Automatic Posterior Transformation for Likelihood-Free Inference (1905.07488v1)

Abstract: How can one perform Bayesian inference on stochastic simulators with intractable likelihoods? A recent approach is to learn the posterior from adaptively proposed simulations using neural network-based conditional density estimators. However, existing methods are limited to a narrow range of proposal distributions or require importance weighting that can limit performance in practice. Here we present automatic posterior transformation (APT), a new sequential neural posterior estimation method for simulation-based inference. APT can modify the posterior estimate using arbitrary, dynamically updated proposals, and is compatible with powerful flow-based density estimators. It is more flexible, scalable and efficient than previous simulation-based inference techniques. APT can operate directly on high-dimensional time series and image data, opening up new applications for likelihood-free inference.

• The paper introduces APT as a novel sequential neural posterior estimation method that directly targets the posterior without relying on explicit likelihood functions.
• APT demonstrates robust performance by accurately inferring parameters in high-dimensional simulations such as two-moons, Lotka-Volterra, and SPDE-RPS models.
• The method integrates dynamic proposal distributions and flexible neural architectures, bridging classical Bayesian computation with modern machine learning techniques.

Exploring Automatic Posterior Transformation for Likelihood-free Inference

The paper "Automatic Posterior Transformation for Likelihood-free Inference" introduces a novel approach to simulation-based inference when explicit likelihoods are unavailable or computationally prohibitive. The technique, known as Automatic Posterior Transformation (APT), addresses the challenges of linking complex mechanistic models with empirical measurements and offers a promising alternative to existing likelihood-free inference methods.

Core Contributions

APT is a sequential neural posterior estimation methodology designed to directly target the posterior distribution without relying on the likelihood function. It leverages powerful flow-based density estimators and dynamically updated proposal distributions for improved flexibility and performance over earlier simulation-based inference techniques. Notably, APT advances the field with the following contributions:

• Posterior Transformation: It efficiently transforms posterior estimates by maximizing the probability of simulation parameters using dynamically chosen proposals. This allows for the use of arbitrary proposals without necessitating importance weights or post-hoc corrections, which are limitations in previous methods like SNPE-A and SNPE-B.
• High-dimensional Data Handling: APT is capable of operating on high-dimensional time series and image data, thus broadening its applicability in domains where traditional methods falter.
• Algorithmic Flexibility: The workflow accommodates various neural network architectures, such as recurrent and convolutional networks, and mixes classical Bayesian computation with modern machine learning paradigms.

Key Numerical Findings and Claims

APT demonstrates strong numerical performance across a range of challenging inference tasks. Some key findings include:

• On the "two-moons" simulation, APT efficiently identified both global and local structures of the posterior distribution, where methods like SNPE-B were impeded by high variance due to importance weights.
• In high-dimensional scenarios, such as the Lotka-Volterra model, APT outperformed classical methods by producing accurate posterior estimates around true parameters with fewer simulations.
• For SPDE-RPS models with image-like outputs, APT, utilizing a CNN, successfully inferred posterior distributions that closely matched the ground truth parameters, outperforming methods like SNPE-A/B.

Theoretical Implications

From a theoretical standpoint, APT’s independence from likelihood allows it to sidestep complexities associated with likelihood evaluation and focuses directly on feature-learning pertinent to posterior estimation. It integrates features of likelihood-free methods and posterior density approaches, bridging the gap with adaptable proposal strategies.

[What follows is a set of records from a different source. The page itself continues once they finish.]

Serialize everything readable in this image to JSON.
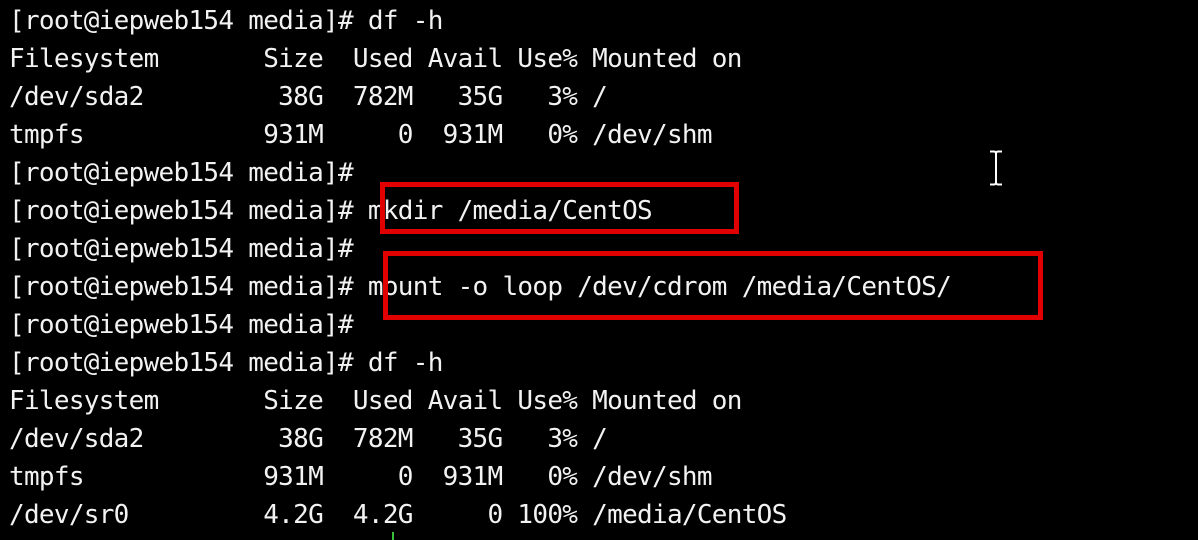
{
  "terminal": {
    "lines": [
      "[root@iepweb154 media]# df -h",
      "Filesystem       Size  Used Avail Use% Mounted on",
      "/dev/sda2         38G  782M   35G   3% /",
      "tmpfs            931M     0  931M   0% /dev/shm",
      "[root@iepweb154 media]#",
      "[root@iepweb154 media]# mkdir /media/CentOS",
      "[root@iepweb154 media]#",
      "[root@iepweb154 media]# mount -o loop /dev/cdrom /media/CentOS/",
      "[root@iepweb154 media]#",
      "[root@iepweb154 media]# df -h",
      "Filesystem       Size  Used Avail Use% Mounted on",
      "/dev/sda2         38G  782M   35G   3% /",
      "tmpfs            931M     0  931M   0% /dev/shm",
      "/dev/sr0         4.2G  4.2G     0 100% /media/CentOS"
    ]
  },
  "colors": {
    "background": "#000000",
    "text": "#f2f2f2",
    "highlight": "#e10000"
  },
  "icons": {
    "cursor": "i-beam-cursor-icon"
  }
}
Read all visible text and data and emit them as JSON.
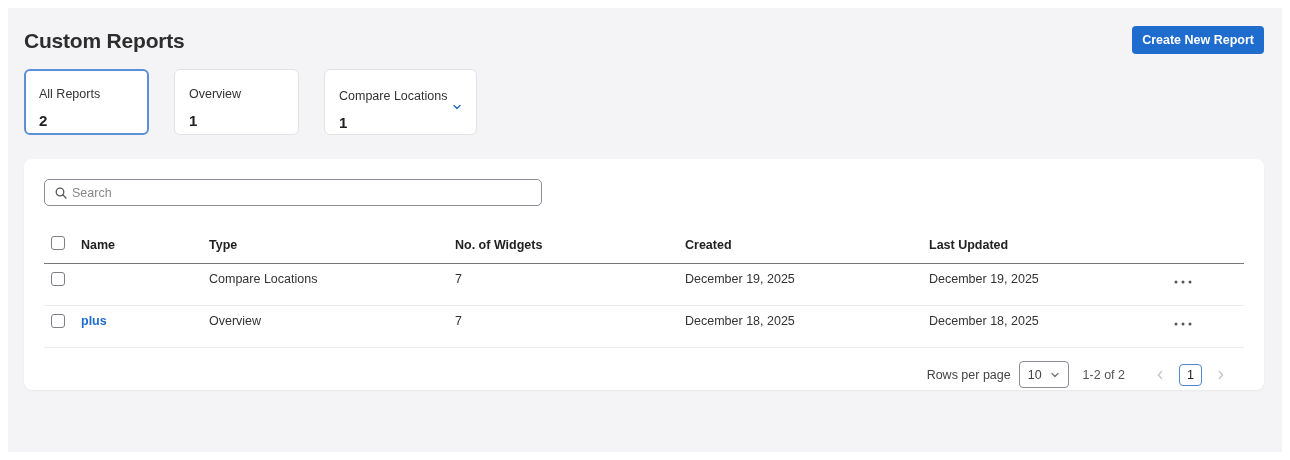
{
  "page": {
    "title": "Custom Reports"
  },
  "create_button": "Create New Report",
  "filters": [
    {
      "label": "All Reports",
      "count": "2",
      "selected": true,
      "dropdown": false
    },
    {
      "label": "Overview",
      "count": "1",
      "selected": false,
      "dropdown": false
    },
    {
      "label": "Compare Locations",
      "count": "1",
      "selected": false,
      "dropdown": true
    }
  ],
  "search": {
    "placeholder": "Search"
  },
  "table": {
    "select_all_checked": false,
    "columns": [
      "Name",
      "Type",
      "No. of Widgets",
      "Created",
      "Last Updated"
    ],
    "rows": [
      {
        "checked": false,
        "type": "Compare Locations",
        "widgets": "7",
        "created": "December 19, 2025",
        "updated": "December 19, 2025"
      },
      {
        "checked": false,
        "name": "plus",
        "type": "Overview",
        "widgets": "7",
        "created": "December 18, 2025",
        "updated": "December 18, 2025"
      }
    ]
  },
  "pagination": {
    "rows_per_page_label": "Rows per page",
    "rows_per_page": "10",
    "range": "1-2 of 2",
    "prev_disabled": true,
    "next_disabled": true,
    "pages": [
      {
        "label": "1",
        "selected": true
      }
    ]
  }
}
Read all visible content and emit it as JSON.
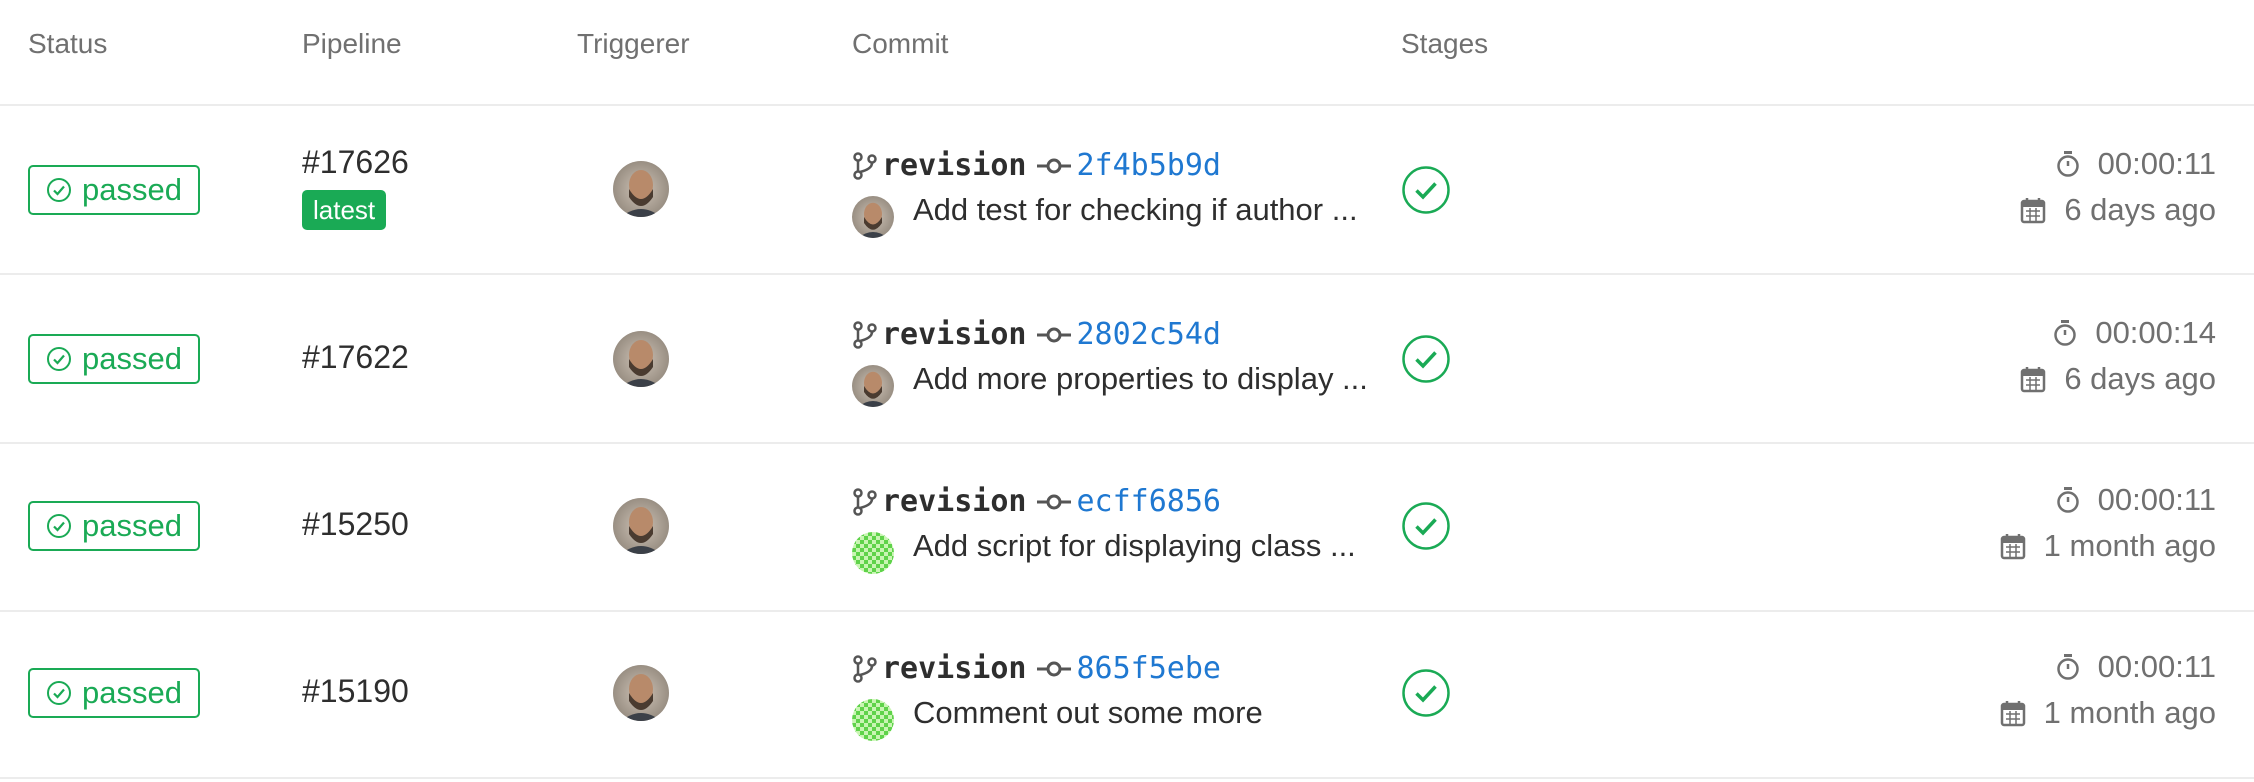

Implications for Future AI Developments

APT's ability to efficiently infer parameters without sacrificing accuracy presents a robust tool for real-world applications, such as in systems biology, economics, and computational neuroscience. Given its adaptability to high-dimensional and complex data outputs, future advancements in AI could see APT being incorporated within models that require rapid, robust parameter estimation without the conventional burdens of tuning likelihood functions.

In conclusion, APT marks a significant step forward in the domain of likelihood-free inference, showcasing enhanced flexibility and scalability. It opens avenues for researchers to enhance inference strategies while leveraging the power of neural networks tailored for complex simulations. As AI expands to more intricate systems with latent parameters, methods such as APT will be invaluable for advancing our understanding and predictive capabilities in various scientific fields.